Em conversa com a reportagem, elas revelam que a insegurança e a falta de higiene na região influenciam muito para um comerciante decidir apostar no lugar como investimento.

“Esses imóveis estarem vazios talvez não seja pelo valor, mas sim a baderna, a loucura e a sujeira que virou isso aqui. É estrangulante o que a gente faz. É triste demais. A gente tem que limpar vômitos, fezes, urina. É podre. A gente gasta com água, com produtos de limpeza. É uma loucura”, conta Jussara.

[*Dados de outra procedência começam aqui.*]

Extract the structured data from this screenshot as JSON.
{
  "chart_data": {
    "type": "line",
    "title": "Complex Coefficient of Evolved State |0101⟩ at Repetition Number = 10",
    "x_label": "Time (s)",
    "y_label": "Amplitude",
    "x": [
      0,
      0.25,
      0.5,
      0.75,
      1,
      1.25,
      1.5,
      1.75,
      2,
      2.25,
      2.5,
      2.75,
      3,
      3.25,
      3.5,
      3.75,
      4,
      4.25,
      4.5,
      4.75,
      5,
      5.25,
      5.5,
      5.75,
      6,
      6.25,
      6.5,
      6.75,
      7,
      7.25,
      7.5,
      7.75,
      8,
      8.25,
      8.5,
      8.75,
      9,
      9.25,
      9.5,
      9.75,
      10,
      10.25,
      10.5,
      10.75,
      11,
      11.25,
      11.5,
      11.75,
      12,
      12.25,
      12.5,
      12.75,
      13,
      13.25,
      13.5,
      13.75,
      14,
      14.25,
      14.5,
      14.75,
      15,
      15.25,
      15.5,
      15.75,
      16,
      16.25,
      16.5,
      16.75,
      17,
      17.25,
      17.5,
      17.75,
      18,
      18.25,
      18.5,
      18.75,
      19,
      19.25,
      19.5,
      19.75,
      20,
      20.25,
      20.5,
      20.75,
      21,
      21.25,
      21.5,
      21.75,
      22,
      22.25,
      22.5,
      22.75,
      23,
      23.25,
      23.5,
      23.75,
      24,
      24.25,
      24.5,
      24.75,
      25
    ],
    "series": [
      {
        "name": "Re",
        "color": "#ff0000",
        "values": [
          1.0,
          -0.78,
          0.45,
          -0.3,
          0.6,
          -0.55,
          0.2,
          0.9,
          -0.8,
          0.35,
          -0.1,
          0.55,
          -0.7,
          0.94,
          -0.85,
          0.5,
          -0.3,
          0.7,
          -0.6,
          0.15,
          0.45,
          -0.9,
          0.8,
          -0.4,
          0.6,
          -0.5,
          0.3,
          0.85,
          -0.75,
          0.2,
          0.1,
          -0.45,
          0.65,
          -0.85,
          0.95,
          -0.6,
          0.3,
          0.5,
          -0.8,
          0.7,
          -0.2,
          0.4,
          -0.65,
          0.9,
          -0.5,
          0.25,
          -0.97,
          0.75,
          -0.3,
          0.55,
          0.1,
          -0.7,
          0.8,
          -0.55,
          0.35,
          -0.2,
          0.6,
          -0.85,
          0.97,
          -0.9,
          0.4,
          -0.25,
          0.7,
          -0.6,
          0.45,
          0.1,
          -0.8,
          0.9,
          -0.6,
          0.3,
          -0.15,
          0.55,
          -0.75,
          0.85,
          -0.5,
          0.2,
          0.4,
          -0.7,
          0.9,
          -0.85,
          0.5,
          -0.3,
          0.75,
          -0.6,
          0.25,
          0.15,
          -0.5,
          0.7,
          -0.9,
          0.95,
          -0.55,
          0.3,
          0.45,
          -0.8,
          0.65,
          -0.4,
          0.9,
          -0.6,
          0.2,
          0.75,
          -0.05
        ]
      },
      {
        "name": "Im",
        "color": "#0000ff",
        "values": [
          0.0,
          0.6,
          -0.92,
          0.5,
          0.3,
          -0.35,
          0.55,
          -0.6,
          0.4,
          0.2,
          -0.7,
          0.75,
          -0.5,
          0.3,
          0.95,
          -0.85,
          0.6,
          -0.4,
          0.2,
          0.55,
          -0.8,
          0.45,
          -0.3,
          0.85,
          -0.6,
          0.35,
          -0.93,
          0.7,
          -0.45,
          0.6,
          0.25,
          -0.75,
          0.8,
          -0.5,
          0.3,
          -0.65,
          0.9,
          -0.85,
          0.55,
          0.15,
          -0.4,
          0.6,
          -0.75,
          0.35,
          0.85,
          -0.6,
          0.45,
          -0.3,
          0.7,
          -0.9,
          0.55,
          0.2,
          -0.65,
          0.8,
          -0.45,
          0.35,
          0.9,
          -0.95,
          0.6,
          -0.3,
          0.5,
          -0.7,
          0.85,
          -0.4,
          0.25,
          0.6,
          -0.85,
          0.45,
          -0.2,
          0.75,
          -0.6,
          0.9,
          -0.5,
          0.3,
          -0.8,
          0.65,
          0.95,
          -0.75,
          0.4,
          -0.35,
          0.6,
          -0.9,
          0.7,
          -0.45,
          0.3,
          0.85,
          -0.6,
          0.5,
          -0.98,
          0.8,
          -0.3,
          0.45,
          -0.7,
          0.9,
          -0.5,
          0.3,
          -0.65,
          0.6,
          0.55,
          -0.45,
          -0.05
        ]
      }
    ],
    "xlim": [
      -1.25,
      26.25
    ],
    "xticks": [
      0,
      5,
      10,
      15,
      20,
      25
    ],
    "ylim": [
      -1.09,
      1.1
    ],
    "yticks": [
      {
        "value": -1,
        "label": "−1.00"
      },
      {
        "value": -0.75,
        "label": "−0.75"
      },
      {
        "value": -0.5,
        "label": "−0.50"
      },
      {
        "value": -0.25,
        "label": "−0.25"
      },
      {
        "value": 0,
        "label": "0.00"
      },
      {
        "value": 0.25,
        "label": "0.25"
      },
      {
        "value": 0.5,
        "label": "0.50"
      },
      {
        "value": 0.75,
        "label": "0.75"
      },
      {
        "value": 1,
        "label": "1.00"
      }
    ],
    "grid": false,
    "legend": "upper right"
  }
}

“Tem a questão da segurança, porque as abordagens são frequentes. Agora mesmo a gente estava sem água porque mexeram no nosso registro. Esses postos de energia que fizeram depois da reforma da rua, a gente teve que trancar para não roubarem. A onda de roubo de fios de cobre prejudicou, nós mesmos fomos vítimas disso”, complementa Carol.

As duas também afirmara que o sucesso da vida noturna na região desde 2023, com a abertura de bares na Rua 14 de Julho, que cresceu significativamente, especialmente perto da Rua Maracaju, também teria prejudicado os comerciantes casuais, como varejistas e donos de restaurantes.

“Essa mistura de bar com comércio também prejudica um pouco, o local se tornou uma rinha. Os donos de bar estão no direito deles também, porque eles são comerciantes, eles são proprietários. Só que eu acho que são coisas que não se misturam. O comerciante só é lesado”, desabafa Carol Ramos.

* Saiba 

A revitalização da Rua 14 de Julho fez parte do programa Reviva Centro e foi custeada com recursos do Banco Internacional de Desenvolvimento (BID).

Ao todo, foram gastos R$ 60 milhões para instalação de fiação subterrânea e mobiliário urbano. A rua ficou mais estreita e as calçadas mais largas.